To the north and during the 2006 Lebanon War, when Olmert had the opportunity to truly set Hezbollah back, he choked.  By quitting the campaign before it was complete, he transmitted to Hezbollah that he was unwilling to do what was necessary.  In turn, they read his weakness, adjusted their game plan and after Israel retreated, decided they weren’t going to ever take it again.  They armed themselves to the teeth with the help of Iran.  Today, over 40,000 rockets line the border able to reach further into Israel and cause more harm than ever before.

 

To the south and in Gaza it’s even worse.  In the 2008-2009 Israel-Gaza conflict, with the stated aim of stopping rocket fire into Israel, missiles continue to be fired from Gaza on southern Israel.  Moreover, Operation Cast Lead as it became known, was a public relations disaster for Israel and haunts any potential, future operations due to the manner in which it was handled.

 

Today, as Jerusalem Post columnist Caroline Glick predicted and pointed out in 2010, “the terror group that rules Gaza has missiles capable of reaching Tel Aviv. It has advanced antitank missiles. Quoting a Hamas spokesman Abu Obeida she makes the point, “We are now stronger than before and during the war, and our silence over the past two years was only for evaluating the situation.”

 

In both conflicts Olmert was incompetent.

 

But in his Op-Ed, he lectures both Netanyahu and Abbas on the current imbroglio over U.N. recognition of a Palestinian state, offering his own previous plan, which had been, for all intents and purposes shunned

by Abbas.

 

But after rehashing it and perhaps without even knowing it, he inserts the flaw that any land for peace deal inherently has in it. 

 

He writes, “The window of opportunity is limited.  Israel will not always find itself sitting across the table from Palestinian leaders like Mr.
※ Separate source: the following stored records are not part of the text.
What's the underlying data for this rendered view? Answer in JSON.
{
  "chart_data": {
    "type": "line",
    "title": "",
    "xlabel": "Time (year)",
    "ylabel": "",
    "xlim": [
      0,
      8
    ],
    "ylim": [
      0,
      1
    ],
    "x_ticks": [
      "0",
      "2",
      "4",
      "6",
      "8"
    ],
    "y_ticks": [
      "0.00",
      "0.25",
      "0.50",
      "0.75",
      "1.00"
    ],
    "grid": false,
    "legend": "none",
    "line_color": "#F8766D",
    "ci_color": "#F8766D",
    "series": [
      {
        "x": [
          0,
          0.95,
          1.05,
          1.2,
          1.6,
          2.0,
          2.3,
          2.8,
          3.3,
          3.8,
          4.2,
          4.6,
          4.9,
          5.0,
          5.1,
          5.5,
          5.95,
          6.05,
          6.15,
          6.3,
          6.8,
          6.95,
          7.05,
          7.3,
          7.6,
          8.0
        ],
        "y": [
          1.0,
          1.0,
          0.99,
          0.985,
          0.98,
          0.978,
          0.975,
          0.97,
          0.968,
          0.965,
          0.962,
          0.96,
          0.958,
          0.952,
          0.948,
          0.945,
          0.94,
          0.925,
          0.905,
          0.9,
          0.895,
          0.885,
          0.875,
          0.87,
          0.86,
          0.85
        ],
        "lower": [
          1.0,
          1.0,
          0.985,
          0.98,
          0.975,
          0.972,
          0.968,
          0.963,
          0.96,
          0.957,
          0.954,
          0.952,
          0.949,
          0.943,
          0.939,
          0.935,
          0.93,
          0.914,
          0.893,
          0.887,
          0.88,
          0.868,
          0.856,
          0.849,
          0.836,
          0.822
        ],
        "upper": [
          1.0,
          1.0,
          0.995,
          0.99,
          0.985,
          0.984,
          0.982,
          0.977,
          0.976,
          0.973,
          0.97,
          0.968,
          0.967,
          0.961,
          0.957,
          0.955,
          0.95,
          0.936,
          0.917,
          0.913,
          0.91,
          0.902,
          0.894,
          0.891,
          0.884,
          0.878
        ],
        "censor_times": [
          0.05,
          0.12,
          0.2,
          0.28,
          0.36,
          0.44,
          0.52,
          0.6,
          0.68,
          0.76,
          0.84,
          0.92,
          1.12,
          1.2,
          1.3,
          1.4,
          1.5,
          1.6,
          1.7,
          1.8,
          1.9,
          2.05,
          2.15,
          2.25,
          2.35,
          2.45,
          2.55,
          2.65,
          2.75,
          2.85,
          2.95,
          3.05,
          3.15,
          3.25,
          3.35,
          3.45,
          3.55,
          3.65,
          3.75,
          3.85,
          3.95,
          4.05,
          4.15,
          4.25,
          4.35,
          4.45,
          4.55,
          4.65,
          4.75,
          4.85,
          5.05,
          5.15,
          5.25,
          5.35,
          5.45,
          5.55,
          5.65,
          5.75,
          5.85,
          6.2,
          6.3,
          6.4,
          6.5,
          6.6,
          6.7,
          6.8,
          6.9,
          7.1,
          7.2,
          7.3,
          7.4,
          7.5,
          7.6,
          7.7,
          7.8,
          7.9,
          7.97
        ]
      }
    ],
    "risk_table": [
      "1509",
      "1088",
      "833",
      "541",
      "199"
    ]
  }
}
Abbas and the prime minister, Salam Fayyad, who object to terrorism and want peace.”  And indeed that may be true and precisely the reason why a land for peace deal is flawed.  It’s exactly because as he states in the next sentence “…future Palestinian leaders might abandon the idea of two states and seek a one-state solution, making reconciliation impossible.”

 

Hence, even if Abbas and Fayyad were serious about peace and Israel does indeed retreat to the vulnerable pre-’67 borders, what happens when a different leader takes control of Judea and Samaria? 

 

What happens when a radical Islamist cleric wins the election in this new state of Palestine and rallies the people to drive the Jews into the sea? 

 

What happens when Hamas wins the popular vote in the West Bank?  Or the terrorist organization simply overlooks any election and declares and coup?  Then what? 

 

But bad advice from Olmert on Israel’s security is not the only reason to ignore his harmful recommendations.  Beyond his dreadful military track record, Olmert was indicted by a Jerusalem District Court on charges of fraud, breach of trust, falsifying corporate documents and tax evasion. Shamefully, his was the first indictment of anyone who had ever held the office of Israeli Prime Minister.

 

For friends of Israel to accept counsel from Olmert on security issues, would be like the U.S. Government listening to Nixon on how to win in Iraq and Afghanistan.  No doubt they’d question the source.  Wouldn’t you?